Orla Feely, vice-president for research, innovation and impact at University College Dublin, acknowledged the prioritisation agenda’s role in the welcome establishment of several large research centres with industry co-funding. “Ireland is a small country and we need to box clever if we are to deliver at the world level,” she said.
Her institution had numerous partnerships with a buoyant industry sector and aimed to “maximise the value we and Ireland derive” from any potential applications of its research, she said.
However, Professor Feely warned that if Ireland were to maintain the ability to switch priorities in the future and draw out the best of the country’s talent and ideas, it needed to maintain a broad base of excellent research. “Gaps are now beginning to show in our research coverage, and they must be addressed if we are to compete at the level of our ambitions,” she said.
The situation is exacerbated by Ireland’s relatively low levels of research spending, and by something of a crisis in higher education funding.

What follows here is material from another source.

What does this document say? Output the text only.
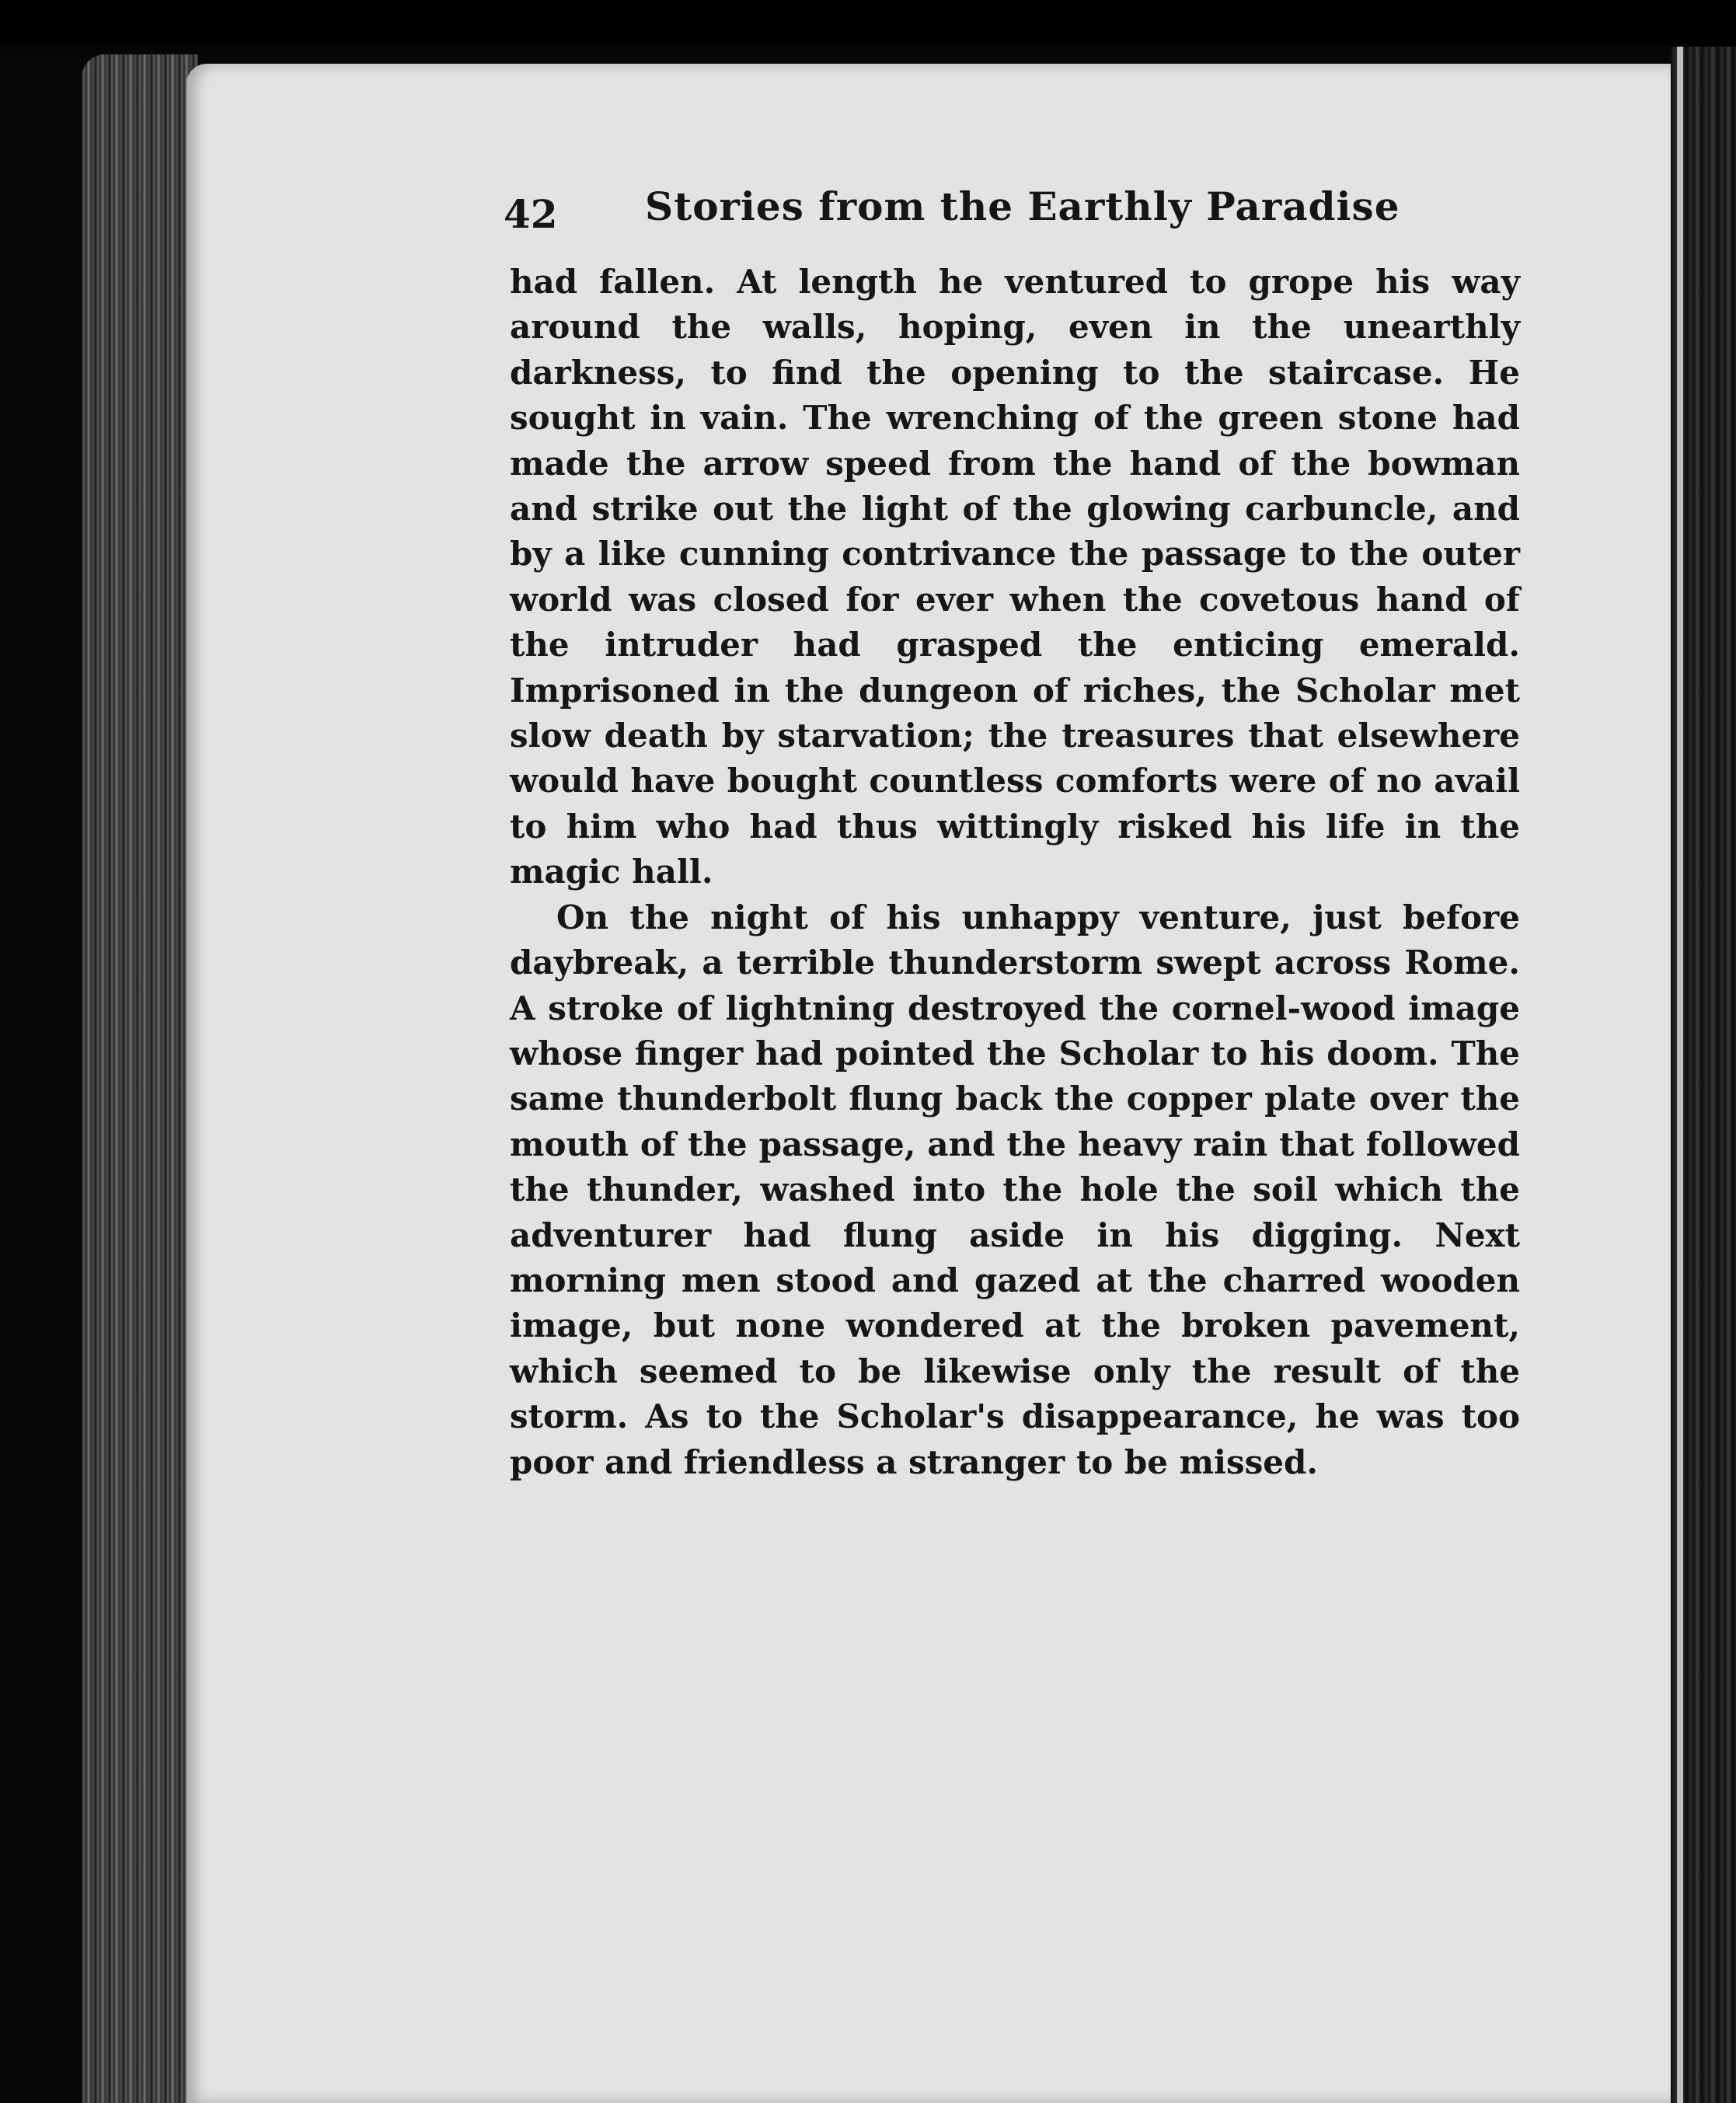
42 Stories from the Earthly Paradise

had fallen. At length he ventured to grope his way around the walls, hoping, even in the unearthly darkness, to find the opening to the staircase. He sought in vain. The wrenching of the green stone had made the arrow speed from the hand of the bowman and strike out the light of the glowing carbuncle, and by a like cunning contrivance the passage to the outer world was closed for ever when the covetous hand of the intruder had grasped the enticing emerald. Imprisoned in the dungeon of riches, the Scholar met slow death by starvation; the treasures that elsewhere would have bought countless comforts were of no avail to him who had thus wittingly risked his life in the magic hall.

On the night of his unhappy venture, just before daybreak, a terrible thunderstorm swept across Rome. A stroke of lightning destroyed the cornel-wood image whose finger had pointed the Scholar to his doom. The same thunderbolt flung back the copper plate over the mouth of the passage, and the heavy rain that followed the thunder, washed into the hole the soil which the adventurer had flung aside in his digging. Next morning men stood and gazed at the charred wooden image, but none wondered at the broken pavement, which seemed to be likewise only the result of the storm. As to the Scholar's disappearance, he was too poor and friendless a stranger to be missed.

According to a discussion paper produced as part of a government-commissioned review into funding, due to report by the end of the year, income per student decreased by 22 per cent between 2007-08 and 2014-15, despite a rise in the student contribution from €825 to €2,750 a year. In the same period, staff numbers have fallen by about 10 per cent and student numbers have risen by about 15 per cent, meaning “the quality of the undergraduate experience is under unprecedented pressure”, the discussion paper says.
Professor Feely said she understood that Ireland had “just come through extraordinarily difficult times”, but the array of positive economic indicators meant that the time was right to “set us up for a better future”. She hoped more funding would be released.
For Professor Martin, a course correction cannot come soon enough. “Irish science is being destroyed in front of our eyes,” he said. “I have never been so profoundly demotivated since I started in research 25 years ago. Research was already hard enough; they have made it next to impossible to continue.”